By Jim Thomerson (not verified) on 08 Dec 2008 #permalink

With advertising money tightening up and traditional media outlets feeling the squeeze, we can expect more of the know-nothing got-it-off-the-wire-service type reporting.

Whenever I point out reporter stupidity to my brother, who has worked with journalists, he insists that they are not stupid, just lazy. I'm inclined to think that they're both.

My dad (Mike's grandfather) was a newspaper man, a reporter and then an editor. He is frequently furious about the quality of journalism.

He believes that it has many sources, and that there has been a sort of domino effect for example, the pressure of "24 hr,up to the minute" TV/Radio journalism left little time for careful fact-checking - or what he calls "whoops, we made a little mistake" reporting - and that younger journalist who've come up since this became acceptable. They are either clueless or simply don't see the need to fact-check.

And then there's the vicious cycle of the "if it bleeds, it leads" school of journalism which leads to more circulation which leads to more advertiser dollars which leads to more drama rather than news.

OK, I just spent 15 seconds at Wikipedia. There's an article on the FA-18. The D variant is a two seater.

However, that doesn't mean someone was in the 2nd seat.
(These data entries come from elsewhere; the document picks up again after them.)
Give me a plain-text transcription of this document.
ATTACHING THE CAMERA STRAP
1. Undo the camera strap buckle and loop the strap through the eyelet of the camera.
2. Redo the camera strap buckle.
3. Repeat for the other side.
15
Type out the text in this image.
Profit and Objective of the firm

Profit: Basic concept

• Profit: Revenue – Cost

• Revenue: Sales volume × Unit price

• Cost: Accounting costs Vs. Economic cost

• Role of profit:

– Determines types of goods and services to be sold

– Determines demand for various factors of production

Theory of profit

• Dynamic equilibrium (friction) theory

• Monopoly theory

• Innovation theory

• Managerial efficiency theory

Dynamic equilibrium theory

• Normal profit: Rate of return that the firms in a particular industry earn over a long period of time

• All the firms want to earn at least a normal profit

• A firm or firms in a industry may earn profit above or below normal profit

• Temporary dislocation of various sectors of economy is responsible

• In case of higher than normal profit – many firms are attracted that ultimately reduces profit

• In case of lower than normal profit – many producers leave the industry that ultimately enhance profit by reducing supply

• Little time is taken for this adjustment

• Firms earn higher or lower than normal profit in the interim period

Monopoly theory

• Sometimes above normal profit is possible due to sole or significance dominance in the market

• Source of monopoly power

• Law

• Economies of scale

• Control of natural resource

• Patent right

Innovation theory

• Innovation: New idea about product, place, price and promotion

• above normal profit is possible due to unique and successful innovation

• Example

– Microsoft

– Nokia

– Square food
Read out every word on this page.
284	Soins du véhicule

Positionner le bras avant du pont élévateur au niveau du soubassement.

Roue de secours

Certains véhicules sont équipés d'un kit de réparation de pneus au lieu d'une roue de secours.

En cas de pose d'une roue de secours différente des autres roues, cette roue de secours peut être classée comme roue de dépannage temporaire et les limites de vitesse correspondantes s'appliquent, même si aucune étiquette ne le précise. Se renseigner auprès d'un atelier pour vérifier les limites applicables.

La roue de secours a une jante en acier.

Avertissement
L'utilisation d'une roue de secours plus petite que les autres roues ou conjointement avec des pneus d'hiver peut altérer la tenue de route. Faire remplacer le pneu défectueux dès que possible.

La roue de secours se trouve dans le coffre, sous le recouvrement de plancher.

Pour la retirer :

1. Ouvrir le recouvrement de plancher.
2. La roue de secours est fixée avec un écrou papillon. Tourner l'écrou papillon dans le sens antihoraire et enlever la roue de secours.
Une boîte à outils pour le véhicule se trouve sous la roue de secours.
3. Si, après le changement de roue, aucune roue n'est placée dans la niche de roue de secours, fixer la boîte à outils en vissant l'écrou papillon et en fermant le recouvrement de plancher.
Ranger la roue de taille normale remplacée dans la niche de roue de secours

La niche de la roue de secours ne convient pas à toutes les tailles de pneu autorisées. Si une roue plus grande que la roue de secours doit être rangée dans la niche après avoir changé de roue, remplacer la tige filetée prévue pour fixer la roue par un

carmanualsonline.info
Double however, if the front seater ejects, don't you think the 2nd seat might eject also, occupied or not -- just as a safety precaution?

Just a thought.

By Jim Ramsey (not verified) on 09 Dec 2008 #permalink

Double however, if the front seater ejects, don't you think the 2nd seat might eject also, occupied or not -- just as a safety precaution?

Perhaps you remember the blond joke where the first class section of the plane is not going to Paris?